The Secret History of Santa Monica Airport

The home of Frieze Los Angeles was once covered by an entire fake suburb created by Hollywood set designers: a deception that inspires this year’s Frieze Projects program, curated by Art Production Fund

BY Thara Parambi in Frieze Los Angeles , Frieze Week Magazine | 27 FEB 24

Art fairs have the challenging task of providing an appropriate backdrop for thousands of works with wildly varying subject matter, media and aesthetic properties. In some ways, a venue is chosen for its ability to disappear, receding into the periphery and foregrounding the works on display. Think of familiar venues like the Miami Beach Convention Center, used for Art Basel, or the Javits Center for the Armory Show in New York. Airports are similarly nondescript entities. If it wasn’t for the H-O-L-L-Y-W-O-O-D alphabet keychains in LAX’s duty-free shop, I would be none the wiser as to my whereabouts. In this way, an airport is an unexpectedly appropriate location for an art fair: the tent at Frieze Los Angeles patently fits right in at Santa Monica Airport (SMO). What is less well known, however, is how the fair’s host location has observed this essential criterion of disappearance.

Previously known as Clover Field, SMO first came into being in 1917. Then, 27 years later, it disappeared. During WWII it was home to the Douglas Aircraft Company, which developed and produced planes instrumental to the Allied success in the war, including the ubiquitous Douglas DC-3 transport. So vital was the site that it was decided to completely disguise it from the air. Making use of local talent, Douglas employed set designers from Warner Bros studios to conceal the plant. It was a monumental task. An entire imitation neighborhood was built, using close to 5 million square feet of chicken wire draped over 400 poles, completely covering the site. The decoy neighborhood was the full package, with lightweight, wood-frame houses with attached garages, trees made of wire and spray-painted chicken feathers, clotheslines and fences. The airfield’s runway was transformed into a field using green paint spat out by tanker trucks. Streets and sidewalks were painted to match those in nearby Sunset Park, where employees at the aircraft company were housed.

Santa Monica Airport view
Douglas Aircraft Company site, now Santa Monica Airport, camouflaged as a residential neighborhood during World War II, 1944. Courtesy: © Boeing Images

The disguise was so successful that some inbound pilots could not locate the Santa Monica landing strip and were forced to use other nearby airstrips instead. To resolve this, men waving red flags were placed at either end of the runway. Eventually, white markers were painted on the hillside to replace the flag-wielding men. Upon completion of the project, Warner Bros decided to conceal their own studios in light of concerns that, viewed from above, they might also appear to be an aircraft plant. Over time, the scarecrow neighborhood built over the airport was absorbed into the community and its eventual removal in July 1945 was the source of a real feeling of loss. Just as the Douglas site miraculously vanished in 1944, so did its chicken-wire alter ego a year later.
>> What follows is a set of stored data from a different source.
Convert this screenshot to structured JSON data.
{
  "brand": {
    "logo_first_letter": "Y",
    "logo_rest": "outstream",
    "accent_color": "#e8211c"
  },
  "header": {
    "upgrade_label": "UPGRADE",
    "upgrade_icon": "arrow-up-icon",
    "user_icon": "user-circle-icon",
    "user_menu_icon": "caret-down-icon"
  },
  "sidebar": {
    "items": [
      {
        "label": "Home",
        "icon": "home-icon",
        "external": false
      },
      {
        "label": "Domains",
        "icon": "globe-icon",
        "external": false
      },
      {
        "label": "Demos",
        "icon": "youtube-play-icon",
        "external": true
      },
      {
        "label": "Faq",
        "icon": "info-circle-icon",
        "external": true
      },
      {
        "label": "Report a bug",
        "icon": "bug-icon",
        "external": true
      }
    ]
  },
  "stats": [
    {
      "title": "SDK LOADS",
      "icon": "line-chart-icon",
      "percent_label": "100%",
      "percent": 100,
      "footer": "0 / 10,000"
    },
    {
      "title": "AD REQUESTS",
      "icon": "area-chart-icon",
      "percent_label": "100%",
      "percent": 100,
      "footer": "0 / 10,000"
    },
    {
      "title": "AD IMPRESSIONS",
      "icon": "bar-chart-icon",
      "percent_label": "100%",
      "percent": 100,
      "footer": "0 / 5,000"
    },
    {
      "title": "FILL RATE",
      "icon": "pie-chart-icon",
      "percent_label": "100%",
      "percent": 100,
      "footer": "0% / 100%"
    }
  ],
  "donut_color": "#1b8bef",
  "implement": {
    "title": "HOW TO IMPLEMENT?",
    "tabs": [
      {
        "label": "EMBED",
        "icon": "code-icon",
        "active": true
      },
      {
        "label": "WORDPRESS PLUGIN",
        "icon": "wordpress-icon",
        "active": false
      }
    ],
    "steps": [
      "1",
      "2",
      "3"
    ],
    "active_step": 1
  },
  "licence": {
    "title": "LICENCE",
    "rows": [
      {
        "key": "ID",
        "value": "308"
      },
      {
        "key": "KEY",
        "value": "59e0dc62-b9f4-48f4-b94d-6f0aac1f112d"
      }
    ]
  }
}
Reflecting the history of the fair’s location, Frieze Projects at Frieze Los Angeles 2024 espouses themes of disguise and subterfuge. Read beyond this as: misleading, hiding, betraying, bluffing, counterfeiting, miscommunicating, deceiving, or creating a hoax, illusion, facade or mask. These themes have been dealt with by artists both directly and indirectly throughout the canon. Just over a decade ago, in Hito Steyerl’s 2013 video piece How Not to Be Seen: A Fucking Didactic Educational.MOV File, the artist outlines the ways we can disappear or disguise ourselves in the digital age.

In one scene, Steyerl shows us a satellite calibration target: a giant pixel painted on the ground that allows satellites to focus their lenses and test their resolution. The current size of one of these pixels is one foot square. In 1996, it was 130 feet square. To elude surveillance from space, we must now be smaller than one foot in any direction. In the video, performers cavort with one-foot-square boxes on their heads, revelling in the freedom of their invisibility. Steyerl also darkly presents other ways of disappearing: “being female and over 50, [...] being undocumented or poor.”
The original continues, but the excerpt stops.